Critique & Areas for Improvement:

• Simulator Validation: The observed "significant disagreement on system ranking" among simulators is a critical finding. While the paper frames this as an "enabled research direction," it also points to a fundamental question: which simulator's judgment is more "correct" or representative of real human users? Future work should prioritize rigorous validation of these simulators against human judgments, perhaps even developing methods to calibrate or combine simulator outputs to gain more reliable insights.

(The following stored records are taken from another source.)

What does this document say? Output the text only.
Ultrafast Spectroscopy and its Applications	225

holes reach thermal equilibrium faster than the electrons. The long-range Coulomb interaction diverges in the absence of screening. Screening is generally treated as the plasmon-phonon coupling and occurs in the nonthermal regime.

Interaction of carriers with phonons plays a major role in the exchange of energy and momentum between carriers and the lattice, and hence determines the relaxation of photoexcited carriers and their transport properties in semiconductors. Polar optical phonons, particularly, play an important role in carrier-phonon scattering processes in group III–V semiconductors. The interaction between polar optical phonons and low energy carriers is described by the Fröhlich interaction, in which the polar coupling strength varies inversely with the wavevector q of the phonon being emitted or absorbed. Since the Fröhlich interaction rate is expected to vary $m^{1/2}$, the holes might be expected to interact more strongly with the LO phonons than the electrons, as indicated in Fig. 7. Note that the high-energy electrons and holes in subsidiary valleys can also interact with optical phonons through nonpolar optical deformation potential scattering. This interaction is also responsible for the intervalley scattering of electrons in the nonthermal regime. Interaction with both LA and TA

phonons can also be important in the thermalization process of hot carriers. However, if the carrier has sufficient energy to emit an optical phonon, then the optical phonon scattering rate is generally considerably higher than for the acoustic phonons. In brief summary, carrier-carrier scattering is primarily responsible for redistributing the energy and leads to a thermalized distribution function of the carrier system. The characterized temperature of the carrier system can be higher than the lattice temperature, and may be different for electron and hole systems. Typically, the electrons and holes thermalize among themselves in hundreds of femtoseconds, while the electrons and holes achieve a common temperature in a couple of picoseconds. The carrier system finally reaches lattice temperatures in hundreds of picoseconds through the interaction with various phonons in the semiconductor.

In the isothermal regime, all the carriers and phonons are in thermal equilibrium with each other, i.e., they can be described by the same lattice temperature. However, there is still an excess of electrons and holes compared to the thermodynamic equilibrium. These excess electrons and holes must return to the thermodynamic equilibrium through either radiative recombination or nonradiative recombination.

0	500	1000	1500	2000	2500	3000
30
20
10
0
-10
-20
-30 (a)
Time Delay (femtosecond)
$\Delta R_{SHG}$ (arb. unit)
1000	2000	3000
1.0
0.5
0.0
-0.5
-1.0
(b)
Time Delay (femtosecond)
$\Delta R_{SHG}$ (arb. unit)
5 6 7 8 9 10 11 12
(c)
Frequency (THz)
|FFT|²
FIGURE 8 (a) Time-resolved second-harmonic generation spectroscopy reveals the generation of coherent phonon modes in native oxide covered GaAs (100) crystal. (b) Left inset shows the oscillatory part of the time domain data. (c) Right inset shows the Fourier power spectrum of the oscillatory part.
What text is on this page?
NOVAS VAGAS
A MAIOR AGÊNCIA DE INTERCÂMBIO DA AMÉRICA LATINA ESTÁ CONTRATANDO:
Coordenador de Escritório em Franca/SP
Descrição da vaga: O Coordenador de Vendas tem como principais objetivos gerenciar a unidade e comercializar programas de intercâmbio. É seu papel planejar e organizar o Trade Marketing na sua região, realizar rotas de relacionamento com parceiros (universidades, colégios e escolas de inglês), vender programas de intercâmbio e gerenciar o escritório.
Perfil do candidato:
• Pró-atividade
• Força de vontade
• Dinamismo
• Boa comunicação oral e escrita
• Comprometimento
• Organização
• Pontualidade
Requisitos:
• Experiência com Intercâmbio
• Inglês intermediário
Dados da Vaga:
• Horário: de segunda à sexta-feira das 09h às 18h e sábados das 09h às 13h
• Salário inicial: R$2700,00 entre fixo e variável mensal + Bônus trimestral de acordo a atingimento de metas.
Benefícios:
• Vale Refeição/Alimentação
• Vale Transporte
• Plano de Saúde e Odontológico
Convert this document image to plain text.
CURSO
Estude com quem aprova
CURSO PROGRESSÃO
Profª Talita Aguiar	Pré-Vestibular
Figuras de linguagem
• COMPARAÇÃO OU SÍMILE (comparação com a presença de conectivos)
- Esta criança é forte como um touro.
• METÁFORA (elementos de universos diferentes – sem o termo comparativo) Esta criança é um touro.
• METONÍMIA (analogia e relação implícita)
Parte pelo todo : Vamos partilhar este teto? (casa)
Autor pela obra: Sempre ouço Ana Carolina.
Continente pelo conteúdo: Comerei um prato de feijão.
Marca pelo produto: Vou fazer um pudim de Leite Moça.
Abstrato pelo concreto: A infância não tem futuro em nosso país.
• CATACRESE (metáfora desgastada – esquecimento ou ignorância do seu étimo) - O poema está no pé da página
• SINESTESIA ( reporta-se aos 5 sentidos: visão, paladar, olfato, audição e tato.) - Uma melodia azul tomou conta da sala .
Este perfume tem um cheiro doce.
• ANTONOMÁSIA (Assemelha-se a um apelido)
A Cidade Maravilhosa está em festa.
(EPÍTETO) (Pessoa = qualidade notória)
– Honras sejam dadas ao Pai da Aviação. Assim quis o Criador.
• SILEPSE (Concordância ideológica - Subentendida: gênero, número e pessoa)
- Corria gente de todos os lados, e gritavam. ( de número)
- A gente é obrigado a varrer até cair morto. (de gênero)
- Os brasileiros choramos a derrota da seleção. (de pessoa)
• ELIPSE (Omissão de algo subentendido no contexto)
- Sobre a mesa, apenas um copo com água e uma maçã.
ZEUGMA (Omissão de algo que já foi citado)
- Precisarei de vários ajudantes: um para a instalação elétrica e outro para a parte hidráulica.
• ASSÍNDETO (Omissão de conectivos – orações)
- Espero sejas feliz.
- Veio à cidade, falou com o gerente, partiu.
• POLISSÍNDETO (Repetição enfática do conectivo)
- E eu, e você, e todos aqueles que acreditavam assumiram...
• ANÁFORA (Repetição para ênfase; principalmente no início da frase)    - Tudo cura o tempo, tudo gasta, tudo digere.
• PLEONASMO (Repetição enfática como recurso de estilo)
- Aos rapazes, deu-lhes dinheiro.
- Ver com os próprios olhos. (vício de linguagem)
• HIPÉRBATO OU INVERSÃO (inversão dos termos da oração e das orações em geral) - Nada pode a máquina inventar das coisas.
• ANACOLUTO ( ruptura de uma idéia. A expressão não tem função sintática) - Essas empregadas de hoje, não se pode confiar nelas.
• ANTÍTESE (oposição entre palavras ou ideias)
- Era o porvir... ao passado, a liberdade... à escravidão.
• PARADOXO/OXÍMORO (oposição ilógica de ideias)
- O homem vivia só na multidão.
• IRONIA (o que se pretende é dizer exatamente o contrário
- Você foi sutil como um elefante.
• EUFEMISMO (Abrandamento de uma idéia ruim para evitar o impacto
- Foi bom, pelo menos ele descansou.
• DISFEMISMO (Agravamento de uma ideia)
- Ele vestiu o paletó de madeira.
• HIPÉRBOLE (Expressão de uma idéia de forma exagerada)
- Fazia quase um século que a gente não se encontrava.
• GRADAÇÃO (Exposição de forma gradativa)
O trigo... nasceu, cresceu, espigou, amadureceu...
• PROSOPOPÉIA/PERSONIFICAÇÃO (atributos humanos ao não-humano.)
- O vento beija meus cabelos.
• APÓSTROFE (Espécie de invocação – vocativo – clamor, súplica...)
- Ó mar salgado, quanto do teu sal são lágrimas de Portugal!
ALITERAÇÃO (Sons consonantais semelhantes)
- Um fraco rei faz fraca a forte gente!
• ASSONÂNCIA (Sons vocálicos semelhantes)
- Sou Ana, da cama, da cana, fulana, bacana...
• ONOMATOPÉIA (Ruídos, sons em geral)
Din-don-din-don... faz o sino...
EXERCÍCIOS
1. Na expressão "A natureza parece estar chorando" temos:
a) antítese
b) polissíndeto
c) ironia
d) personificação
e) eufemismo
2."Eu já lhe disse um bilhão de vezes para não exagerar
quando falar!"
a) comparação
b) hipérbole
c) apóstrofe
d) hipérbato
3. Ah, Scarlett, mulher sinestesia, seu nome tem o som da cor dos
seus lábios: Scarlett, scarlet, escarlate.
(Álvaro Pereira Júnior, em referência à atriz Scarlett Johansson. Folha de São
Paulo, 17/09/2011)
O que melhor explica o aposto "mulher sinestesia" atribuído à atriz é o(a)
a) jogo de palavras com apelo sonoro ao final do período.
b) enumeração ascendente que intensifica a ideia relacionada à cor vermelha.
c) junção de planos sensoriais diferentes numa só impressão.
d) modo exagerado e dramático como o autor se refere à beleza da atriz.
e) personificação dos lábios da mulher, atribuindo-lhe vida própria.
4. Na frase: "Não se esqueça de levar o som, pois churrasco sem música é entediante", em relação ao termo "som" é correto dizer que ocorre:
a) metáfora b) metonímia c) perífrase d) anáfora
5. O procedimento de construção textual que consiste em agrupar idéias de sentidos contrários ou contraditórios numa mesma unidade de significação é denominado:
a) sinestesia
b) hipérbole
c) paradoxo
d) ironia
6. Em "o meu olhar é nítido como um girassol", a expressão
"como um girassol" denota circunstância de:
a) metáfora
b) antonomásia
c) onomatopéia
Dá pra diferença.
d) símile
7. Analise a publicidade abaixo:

• Quantifying LLM-as-a-Judge Biases: While the paper acknowledges LLM-as-a-Judge biases, it doesn't offer insights into the magnitude or nature of these biases within UserSimCRS v2. Quantifying this (e.g., through correlation studies with limited human judgments) would provide greater confidence in the LLM-derived scores.

• Transparency of LLM Prompts: The paper mentions default prompts for NLU and NLG and the LLM-based simulators. Making these prompts highly configurable and transparent (e.g., providing a prompt engineering guide) would be beneficial, as prompt design significantly impacts LLM behavior and thus simulation outcomes.

• Error Analysis and Breakdowns: The paper suggests analyzing conversational breakdowns. While LLM-as-a-Judge provides scores, a deeper diagnostic capability to pinpoint why a conversation broke down or why recommendations were poor (e.g., specific dialogue act misinterpretations, NLG errors) would be invaluable for CRS developers.

• Beyond Movie Domain: While the movie domain is popular, CRSs operate in many domains. Demonstrating the toolkit's adaptability to other domains (e.g., fashion, travel) would further highlight its versatility. This might involve discussing how to adapt the information need structure or LLM prompts for new domains.

  Overall, UserSimCRS v2 is a robust and forward-thinking toolkit. It is poised to significantly accelerate research and development in Conversational Recommender Systems by providing much-needed tools for scalable, flexible, and state-of-the-art evaluation. The identified limitations are common in the rapidly evolving LLM landscape and represent exciting avenues for future research.